Feds recommend Sam Bankman-Fried serve up to 50 years in prison due to ‘the extraordinary dimensions of his crimes’
Federal prosecutors are asking that Sam Bankman-Fried, the disgraced cofounder of bankrupt crypto exchange FTX, be sentenced to 40 to 50 years in prison, according to a sentencing memo on Friday.
“Justice requires that he receive a prison sentence commensurate with the extraordinary dimensions of his crimes,” the prosecutors wrote in the 116-page document. The recommendation was made in a filing to Judge Lewis A. Kaplan in U.S. District Court in Manhattan.
Bankman-Fried was found guilty of seven fraud charges in November and is scheduled to be sentenced on March 28. The maximum possible penalty is 110 years.

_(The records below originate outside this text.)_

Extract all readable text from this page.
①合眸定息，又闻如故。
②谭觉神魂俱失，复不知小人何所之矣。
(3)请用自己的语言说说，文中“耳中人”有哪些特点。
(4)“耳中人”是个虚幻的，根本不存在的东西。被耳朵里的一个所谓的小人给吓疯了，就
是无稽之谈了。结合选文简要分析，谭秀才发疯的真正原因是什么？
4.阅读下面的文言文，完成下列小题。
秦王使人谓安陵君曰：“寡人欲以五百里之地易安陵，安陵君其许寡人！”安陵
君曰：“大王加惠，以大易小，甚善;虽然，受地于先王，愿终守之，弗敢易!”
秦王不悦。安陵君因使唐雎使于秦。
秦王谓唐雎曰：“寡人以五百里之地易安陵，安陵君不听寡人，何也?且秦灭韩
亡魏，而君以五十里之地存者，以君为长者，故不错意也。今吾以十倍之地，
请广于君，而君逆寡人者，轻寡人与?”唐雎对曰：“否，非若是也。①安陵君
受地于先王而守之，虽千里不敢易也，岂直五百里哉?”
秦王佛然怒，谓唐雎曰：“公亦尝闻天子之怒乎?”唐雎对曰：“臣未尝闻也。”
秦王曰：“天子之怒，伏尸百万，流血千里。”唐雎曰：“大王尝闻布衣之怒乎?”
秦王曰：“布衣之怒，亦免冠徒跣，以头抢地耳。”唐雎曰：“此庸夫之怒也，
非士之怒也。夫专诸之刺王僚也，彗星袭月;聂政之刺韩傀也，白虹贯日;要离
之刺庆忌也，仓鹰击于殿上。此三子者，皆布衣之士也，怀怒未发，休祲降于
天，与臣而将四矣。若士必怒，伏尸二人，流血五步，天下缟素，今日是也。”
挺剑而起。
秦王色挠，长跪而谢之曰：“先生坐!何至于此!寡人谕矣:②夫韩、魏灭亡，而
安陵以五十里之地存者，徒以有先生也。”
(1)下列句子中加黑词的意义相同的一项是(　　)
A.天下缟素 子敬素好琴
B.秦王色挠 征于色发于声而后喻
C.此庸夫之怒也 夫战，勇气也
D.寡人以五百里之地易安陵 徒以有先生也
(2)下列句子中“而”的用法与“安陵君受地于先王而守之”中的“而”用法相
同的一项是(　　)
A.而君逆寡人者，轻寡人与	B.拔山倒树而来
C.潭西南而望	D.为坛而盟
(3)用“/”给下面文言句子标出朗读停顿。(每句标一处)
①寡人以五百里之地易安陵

In another filing last month, Bankman-Fried’s attorneys argued that he should receive a sentence of no more than 6 1/2 years due to his autism spectrum disorder. Bankman-Fried, his lawyers said, “presents at times as a paradox,” pointing to his “neurodiversity” that affects how he’s perceived. The memo was accompanied by letters of support from Bankman-Fried’s parents and psychiatrist, among others.
Joseph Bankman and Barbara Fried, who’ve taught at Stanford Law School, said material wealth did not interest their son, who worked tirelessly to repay customers in the month following FTX’s November 2022 collapse, prior to his arrest. Bankman-Fried is “deeply, deeply sorry” for “the pain he caused over the last two years,” the memo said. “His sole focus after the collapse of FTX was making customers whole.”
The rise and fall of Bankman-Fried’s crypto empire has captured international attention. FTX once graced Super Bowl commercials and carried a valuation north of $30 billion, and the disgraced mogul oversaw a Bahamas-based exchange that attracted top venture capitalists and celebrities before the walls tumbled amid a broader crypto collapse in 2022.
Bankman-Fried is awaiting sentencing in Brooklyn’s Metropolitan Detention Center. Kaplan revoked his bail in August and sent him to MDC after he leaked private writings from Caroline Ellison—his one-time girlfriend and former CEO of FTX’s trading firm, Alameda Research—to the New York Times.